Tuesday, July 13, 2010

Priest allowed to say Mass despite sex abuse allegations against him

Priest allowed to say Mass despite sex abuse allegations against him
Irish Times

Tue, Jul 13, 2010

A SYDNEY-BASED Irish Catholic priest was allowed to say Mass two years ago in Ireland despite allegations of sexual abuse against him.

ABC television last night revealed that on at least eight occasions Fr Finian Egan was given exemptions to conduct weddings or funerals while supposedly banned from doing so and under investigation by the church. In May 2008 Fr Egan was allowed to go home to Ireland and say Mass.

Fr Egan was subsequently found by the church to have abused two girls. He denies all of the allegations that were upheld in the church’s investigation.

Bishop David Walker of Sydney, who gave Fr Egan the exemptions to conduct Masses, admitted to ABC he did not inform church authorities in Ireland that he had allowed Fr Egan to minister there or that he was under investigation and banned from ministry in Australia.

Patrick Walsh of the Irish Survivors of Child Abuse organisation last night called for Bishop Walker to resign.
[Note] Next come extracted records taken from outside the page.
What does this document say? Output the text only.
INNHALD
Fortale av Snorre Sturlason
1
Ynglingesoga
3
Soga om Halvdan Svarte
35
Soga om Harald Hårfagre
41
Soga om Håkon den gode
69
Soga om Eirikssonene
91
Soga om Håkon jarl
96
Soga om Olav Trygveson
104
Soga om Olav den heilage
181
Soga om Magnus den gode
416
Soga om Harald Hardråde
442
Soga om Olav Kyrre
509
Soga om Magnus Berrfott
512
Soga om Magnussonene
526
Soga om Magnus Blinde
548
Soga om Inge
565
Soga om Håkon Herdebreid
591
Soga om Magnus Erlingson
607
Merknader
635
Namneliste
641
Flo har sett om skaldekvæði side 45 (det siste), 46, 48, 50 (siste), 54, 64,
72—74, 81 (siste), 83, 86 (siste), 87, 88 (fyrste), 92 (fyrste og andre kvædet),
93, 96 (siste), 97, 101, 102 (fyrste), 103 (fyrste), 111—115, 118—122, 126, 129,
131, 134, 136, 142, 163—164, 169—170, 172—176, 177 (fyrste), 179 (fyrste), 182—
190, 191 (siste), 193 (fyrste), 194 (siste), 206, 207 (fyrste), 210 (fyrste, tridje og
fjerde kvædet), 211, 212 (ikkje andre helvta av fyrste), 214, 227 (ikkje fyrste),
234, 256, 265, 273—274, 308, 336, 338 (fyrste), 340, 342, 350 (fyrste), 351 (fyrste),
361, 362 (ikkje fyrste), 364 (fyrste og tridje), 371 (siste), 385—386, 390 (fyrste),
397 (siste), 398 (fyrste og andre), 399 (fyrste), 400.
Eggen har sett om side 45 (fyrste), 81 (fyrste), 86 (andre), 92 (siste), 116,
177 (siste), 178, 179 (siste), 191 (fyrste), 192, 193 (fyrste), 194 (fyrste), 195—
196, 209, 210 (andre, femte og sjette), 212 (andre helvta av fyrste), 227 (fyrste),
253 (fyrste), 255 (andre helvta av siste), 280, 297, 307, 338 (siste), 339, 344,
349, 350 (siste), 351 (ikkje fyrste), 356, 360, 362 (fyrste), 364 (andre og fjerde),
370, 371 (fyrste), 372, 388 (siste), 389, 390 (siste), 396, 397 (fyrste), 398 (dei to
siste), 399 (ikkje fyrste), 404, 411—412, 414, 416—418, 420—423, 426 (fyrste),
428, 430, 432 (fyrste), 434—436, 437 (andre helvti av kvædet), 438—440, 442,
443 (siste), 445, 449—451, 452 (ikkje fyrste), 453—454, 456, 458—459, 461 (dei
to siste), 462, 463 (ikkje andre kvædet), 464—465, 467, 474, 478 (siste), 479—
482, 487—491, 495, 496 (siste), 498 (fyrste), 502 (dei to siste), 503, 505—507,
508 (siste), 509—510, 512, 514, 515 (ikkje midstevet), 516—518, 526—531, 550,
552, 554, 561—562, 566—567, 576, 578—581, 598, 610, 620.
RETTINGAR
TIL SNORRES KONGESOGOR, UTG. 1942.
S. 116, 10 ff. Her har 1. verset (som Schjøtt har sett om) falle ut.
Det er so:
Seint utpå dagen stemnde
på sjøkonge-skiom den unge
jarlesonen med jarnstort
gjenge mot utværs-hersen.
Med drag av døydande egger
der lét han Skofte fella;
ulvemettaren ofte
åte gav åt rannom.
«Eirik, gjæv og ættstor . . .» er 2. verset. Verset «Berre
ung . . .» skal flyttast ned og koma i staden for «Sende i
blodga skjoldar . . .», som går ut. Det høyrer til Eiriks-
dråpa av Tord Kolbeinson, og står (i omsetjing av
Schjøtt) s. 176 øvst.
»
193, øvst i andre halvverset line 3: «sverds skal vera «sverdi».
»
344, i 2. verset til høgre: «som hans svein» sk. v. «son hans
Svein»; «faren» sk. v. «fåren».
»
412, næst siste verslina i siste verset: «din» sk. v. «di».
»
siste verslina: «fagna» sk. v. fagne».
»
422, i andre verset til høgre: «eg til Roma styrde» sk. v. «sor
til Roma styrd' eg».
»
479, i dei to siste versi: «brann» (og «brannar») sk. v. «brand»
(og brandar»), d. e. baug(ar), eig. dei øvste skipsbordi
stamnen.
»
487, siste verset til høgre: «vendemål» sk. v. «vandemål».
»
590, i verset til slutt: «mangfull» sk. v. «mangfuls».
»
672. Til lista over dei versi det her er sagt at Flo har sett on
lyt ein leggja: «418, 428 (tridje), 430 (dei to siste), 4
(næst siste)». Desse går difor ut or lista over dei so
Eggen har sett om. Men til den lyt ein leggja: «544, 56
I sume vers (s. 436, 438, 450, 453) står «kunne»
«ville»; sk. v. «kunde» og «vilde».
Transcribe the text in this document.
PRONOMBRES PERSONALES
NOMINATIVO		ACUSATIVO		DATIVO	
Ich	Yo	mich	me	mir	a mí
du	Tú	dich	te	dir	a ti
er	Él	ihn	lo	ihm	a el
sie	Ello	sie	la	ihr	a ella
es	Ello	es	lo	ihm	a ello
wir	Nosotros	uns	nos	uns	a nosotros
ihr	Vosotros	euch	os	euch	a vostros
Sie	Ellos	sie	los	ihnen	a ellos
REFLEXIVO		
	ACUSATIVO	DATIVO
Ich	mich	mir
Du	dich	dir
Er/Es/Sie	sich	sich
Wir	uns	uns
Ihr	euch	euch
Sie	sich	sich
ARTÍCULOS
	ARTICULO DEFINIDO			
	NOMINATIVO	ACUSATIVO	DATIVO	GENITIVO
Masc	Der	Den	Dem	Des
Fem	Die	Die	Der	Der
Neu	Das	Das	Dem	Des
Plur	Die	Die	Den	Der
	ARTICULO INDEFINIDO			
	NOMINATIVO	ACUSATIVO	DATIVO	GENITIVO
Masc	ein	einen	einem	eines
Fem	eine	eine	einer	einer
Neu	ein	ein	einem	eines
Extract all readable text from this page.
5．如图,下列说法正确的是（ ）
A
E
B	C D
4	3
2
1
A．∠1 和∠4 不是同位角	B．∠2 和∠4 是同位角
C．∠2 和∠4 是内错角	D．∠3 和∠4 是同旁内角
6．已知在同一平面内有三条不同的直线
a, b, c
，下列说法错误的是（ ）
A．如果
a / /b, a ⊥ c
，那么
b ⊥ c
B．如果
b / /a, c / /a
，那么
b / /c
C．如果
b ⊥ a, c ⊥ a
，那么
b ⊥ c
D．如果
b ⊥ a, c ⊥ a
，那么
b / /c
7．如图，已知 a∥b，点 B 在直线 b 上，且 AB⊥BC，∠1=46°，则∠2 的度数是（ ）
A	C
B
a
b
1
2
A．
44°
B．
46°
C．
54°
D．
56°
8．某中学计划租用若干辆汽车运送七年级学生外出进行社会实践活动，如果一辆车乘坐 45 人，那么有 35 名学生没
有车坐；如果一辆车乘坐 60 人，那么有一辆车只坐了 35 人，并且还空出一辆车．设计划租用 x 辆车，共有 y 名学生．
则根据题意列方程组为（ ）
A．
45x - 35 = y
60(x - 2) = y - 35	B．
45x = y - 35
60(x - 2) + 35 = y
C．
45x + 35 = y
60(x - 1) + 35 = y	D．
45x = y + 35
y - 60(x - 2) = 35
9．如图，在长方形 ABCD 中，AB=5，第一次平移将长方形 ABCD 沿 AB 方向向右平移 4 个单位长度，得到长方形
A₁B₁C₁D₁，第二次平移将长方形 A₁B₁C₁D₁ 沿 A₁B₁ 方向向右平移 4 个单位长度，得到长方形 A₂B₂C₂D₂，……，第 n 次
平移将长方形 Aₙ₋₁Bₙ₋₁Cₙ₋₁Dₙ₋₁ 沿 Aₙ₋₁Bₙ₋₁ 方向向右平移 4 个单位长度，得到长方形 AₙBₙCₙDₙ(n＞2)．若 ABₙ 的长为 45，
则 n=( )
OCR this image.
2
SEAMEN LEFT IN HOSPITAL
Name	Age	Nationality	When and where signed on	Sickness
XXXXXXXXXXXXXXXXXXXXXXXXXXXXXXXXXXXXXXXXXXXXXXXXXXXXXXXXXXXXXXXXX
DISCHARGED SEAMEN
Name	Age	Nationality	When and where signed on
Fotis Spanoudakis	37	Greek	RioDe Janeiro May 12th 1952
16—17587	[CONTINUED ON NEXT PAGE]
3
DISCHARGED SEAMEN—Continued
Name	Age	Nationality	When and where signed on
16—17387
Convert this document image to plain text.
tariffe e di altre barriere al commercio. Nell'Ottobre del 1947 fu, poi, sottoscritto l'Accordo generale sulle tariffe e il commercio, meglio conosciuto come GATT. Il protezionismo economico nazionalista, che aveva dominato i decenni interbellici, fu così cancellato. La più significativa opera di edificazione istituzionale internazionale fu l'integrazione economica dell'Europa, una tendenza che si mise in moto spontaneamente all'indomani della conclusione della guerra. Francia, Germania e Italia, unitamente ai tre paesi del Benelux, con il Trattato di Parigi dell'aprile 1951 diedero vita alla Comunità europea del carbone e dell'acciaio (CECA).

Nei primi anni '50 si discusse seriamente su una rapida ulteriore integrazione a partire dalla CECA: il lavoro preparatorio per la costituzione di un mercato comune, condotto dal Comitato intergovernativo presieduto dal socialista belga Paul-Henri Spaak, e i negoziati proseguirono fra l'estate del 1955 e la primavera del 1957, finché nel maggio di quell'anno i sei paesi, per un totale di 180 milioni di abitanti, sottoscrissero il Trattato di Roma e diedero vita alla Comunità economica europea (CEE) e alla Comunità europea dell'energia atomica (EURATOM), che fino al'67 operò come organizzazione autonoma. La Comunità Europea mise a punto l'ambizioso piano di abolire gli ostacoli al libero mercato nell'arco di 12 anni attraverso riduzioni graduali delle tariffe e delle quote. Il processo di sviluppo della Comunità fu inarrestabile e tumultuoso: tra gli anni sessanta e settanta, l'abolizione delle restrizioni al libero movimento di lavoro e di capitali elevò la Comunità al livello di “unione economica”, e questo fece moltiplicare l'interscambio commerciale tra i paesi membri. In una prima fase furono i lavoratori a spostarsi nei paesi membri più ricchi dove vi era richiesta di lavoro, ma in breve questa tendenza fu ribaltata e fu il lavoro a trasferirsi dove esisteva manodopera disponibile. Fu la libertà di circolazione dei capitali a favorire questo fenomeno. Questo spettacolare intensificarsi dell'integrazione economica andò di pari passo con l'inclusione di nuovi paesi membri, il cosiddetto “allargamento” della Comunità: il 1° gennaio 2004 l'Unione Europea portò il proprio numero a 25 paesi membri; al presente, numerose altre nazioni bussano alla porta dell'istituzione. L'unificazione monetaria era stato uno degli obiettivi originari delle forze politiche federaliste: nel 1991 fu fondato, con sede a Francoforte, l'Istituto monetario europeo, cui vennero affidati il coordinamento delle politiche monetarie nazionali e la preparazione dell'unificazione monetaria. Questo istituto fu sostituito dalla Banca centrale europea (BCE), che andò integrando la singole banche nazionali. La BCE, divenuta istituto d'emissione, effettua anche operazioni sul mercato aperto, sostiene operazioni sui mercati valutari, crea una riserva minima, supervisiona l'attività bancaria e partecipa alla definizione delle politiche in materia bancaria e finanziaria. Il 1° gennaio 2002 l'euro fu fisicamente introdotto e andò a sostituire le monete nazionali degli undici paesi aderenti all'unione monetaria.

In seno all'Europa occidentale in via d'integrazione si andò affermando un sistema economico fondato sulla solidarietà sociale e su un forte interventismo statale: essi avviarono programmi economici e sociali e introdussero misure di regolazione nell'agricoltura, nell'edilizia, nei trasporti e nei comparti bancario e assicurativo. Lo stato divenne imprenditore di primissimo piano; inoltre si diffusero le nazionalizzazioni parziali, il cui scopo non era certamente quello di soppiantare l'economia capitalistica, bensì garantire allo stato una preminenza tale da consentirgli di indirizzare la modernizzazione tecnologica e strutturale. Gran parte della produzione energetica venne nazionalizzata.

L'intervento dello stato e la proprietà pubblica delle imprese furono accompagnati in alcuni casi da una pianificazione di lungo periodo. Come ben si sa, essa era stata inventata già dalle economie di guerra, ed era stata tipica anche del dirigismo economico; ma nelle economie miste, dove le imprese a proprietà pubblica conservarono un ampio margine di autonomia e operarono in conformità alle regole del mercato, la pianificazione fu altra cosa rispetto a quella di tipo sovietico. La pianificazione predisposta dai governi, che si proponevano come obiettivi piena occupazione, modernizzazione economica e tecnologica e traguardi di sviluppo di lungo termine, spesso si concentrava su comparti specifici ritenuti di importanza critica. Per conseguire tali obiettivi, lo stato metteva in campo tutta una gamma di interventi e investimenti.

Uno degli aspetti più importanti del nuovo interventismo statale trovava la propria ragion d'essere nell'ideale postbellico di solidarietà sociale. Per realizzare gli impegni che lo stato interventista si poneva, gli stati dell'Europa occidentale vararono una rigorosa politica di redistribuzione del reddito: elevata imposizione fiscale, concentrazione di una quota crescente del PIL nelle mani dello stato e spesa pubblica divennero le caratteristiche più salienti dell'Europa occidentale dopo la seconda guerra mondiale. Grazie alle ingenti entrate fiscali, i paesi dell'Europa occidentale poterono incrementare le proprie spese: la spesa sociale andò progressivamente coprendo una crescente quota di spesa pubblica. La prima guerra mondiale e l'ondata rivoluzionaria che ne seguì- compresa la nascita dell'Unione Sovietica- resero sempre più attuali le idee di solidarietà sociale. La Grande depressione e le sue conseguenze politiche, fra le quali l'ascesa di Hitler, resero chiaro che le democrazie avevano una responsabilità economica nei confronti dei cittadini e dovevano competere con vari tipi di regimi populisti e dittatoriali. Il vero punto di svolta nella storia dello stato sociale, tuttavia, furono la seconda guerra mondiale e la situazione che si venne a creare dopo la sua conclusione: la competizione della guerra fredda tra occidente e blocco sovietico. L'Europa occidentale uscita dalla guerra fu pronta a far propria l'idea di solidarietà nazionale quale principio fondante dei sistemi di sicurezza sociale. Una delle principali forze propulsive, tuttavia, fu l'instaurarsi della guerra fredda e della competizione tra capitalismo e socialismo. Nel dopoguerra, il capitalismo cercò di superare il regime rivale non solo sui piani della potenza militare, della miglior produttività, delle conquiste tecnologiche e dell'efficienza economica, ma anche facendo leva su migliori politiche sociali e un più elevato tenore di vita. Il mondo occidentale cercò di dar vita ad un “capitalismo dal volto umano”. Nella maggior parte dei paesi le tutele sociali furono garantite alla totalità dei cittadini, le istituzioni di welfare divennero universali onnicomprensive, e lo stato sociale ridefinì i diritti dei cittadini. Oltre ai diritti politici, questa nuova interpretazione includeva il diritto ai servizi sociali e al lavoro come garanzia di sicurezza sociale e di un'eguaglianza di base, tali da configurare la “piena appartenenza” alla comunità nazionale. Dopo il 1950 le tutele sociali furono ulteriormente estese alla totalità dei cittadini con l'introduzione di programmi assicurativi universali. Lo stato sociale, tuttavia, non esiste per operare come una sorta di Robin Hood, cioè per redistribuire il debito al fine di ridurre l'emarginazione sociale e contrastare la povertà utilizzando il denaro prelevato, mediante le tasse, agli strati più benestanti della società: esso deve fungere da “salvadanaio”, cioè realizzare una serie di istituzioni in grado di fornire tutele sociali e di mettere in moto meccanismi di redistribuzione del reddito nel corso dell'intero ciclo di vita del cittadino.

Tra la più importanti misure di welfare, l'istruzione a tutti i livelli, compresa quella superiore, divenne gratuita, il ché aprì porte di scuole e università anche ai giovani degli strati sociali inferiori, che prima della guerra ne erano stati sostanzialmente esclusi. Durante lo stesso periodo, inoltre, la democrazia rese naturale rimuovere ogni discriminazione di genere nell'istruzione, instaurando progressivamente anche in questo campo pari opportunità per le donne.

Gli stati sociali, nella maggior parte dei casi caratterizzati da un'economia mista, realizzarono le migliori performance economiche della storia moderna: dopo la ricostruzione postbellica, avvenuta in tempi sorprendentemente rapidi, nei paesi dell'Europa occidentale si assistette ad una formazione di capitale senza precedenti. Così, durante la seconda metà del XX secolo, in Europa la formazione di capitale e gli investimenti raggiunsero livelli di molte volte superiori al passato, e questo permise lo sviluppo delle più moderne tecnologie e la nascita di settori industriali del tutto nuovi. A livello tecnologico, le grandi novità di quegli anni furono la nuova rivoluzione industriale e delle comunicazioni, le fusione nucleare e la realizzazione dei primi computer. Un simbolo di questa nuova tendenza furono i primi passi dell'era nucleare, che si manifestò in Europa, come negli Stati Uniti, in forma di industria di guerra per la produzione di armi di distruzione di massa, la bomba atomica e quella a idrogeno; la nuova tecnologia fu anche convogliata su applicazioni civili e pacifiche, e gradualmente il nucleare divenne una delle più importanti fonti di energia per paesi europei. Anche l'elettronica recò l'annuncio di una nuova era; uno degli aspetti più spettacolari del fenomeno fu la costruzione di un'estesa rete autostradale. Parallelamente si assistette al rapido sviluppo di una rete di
“The Catholic Church is a universal Catholic Church . . . Therefore if a priest is banned in Australia he’s banned in Ireland . . . There’s no rocket science about that, it’s quite clear, unequivocal, and I think it’s shocking, I can’t believe it,” said Mr Walsh.

“I blame the bishop who gave him the green light to do it. That bishop really and truly, I think he should step down, he should resign. He shouldn’t have to wait for me to ask him to resign, he should go.”

There were further allegations of sexual abuse made against Fr Egan last night by twins, now in their 50s, who came forward after seeing a television programme about other allegations against him. “I remember looking up above me and I saw Jesus Christ on the crucifix and I just thought ‘is this my life? Have I done something terrible in my life?’,” said Peta.

Fr Egan has denied all of the twins’ allegations.